3. Proposed Approach:
- Three main challenges of indoor environment:
- Lack of sparse local features --> use multi-scale dense CNN features for both image description and feature matching;
- Large image changes --> dense feature matches to collect as much positive evidence as possible;
- Self-similarity --> compare the query image with a virtual view of the 3D model rendered from the estimated camera pose of the query.
- Pipeline of InLoc:
- Candidate pose retrieval:
- Images are described by NetVLAD;
- Compute the normalized L2 distances of the descriptors.
- Pose estimation using dense CNN matching:
- Use an image representation extracted by a VGG-16 as a set of multi-scale features extracted on a regular grid that describes more higher-level information with a larger receptive field.
- The query camera pose can be estimated by finding pixel-to-pixel correspondences between the query and the matching database image followed by P3P-RANSAC.
- Re-rank the computed camera poses based on verification by view synthesis.
- Achieved by harnessing the power of the high-quality RGBD image database that provides a dense and accurate 3D structure of the indoor environment.
- By counting which regions are and are not consistent between the query image and the underlying 3D structure.

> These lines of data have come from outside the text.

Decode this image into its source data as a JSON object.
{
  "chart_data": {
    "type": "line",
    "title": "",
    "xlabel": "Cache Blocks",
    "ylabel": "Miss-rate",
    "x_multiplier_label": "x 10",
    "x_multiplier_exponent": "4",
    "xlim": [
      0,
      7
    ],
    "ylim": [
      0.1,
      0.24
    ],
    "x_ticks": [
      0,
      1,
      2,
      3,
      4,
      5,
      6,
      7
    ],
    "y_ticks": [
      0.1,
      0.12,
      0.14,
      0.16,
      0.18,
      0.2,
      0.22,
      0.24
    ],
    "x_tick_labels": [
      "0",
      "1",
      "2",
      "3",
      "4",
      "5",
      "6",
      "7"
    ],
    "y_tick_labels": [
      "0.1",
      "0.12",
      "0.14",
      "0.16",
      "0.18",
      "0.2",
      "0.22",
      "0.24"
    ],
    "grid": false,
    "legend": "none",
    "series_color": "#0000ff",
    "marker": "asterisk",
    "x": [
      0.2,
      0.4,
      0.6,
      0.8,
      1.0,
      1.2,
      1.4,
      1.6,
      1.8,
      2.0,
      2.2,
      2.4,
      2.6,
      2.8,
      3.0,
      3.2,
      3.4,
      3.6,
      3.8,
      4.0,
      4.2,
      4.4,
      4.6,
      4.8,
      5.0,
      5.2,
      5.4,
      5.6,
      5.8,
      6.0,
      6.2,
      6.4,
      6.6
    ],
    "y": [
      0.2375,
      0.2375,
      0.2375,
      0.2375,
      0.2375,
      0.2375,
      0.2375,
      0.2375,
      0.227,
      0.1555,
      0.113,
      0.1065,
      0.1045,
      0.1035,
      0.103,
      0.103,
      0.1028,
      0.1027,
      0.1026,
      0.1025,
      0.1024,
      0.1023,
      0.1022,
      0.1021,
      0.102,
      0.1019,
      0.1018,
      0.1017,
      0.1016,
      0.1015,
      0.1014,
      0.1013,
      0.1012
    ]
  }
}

- Candidate pose retrieval:
- Retrieval 100 candidate database images using NetVLAD, and Pitts30K pre-trained VGG-16 to generate 4096D NetVLAD descriptor vectors;
- A coarse-to fine manner: Find matches in the finer conv3 features restricted by the coarse conv5 correspondences. Re-rank the 100 candidates using the number of RANSAC inliers and keep the top-10 databaseimages, and compute the 6DoF pose for 10 images by P3P-LO-RANSAC.
- Generate synthesized cviews --> Use DenseSIFT extractor and its RootSIFT descriptor to measure the similarity --> localize the query image by the best pose.
Strengths / Novelties：
- Standard geometric verification based on local feature detection does not work on textureless or self-repetitive scenes, this paper use features densely extracted on a regular grid for verifying and re-ranking the candidate images by feature matching and pose estimation.
- Pose estimation using dense matching;
- Pose verification to the top-10 pose estimates with view synthesis;
- A binary representation (instead of floats) of features in the intermediate CNN layers significantly reduces memory requirements.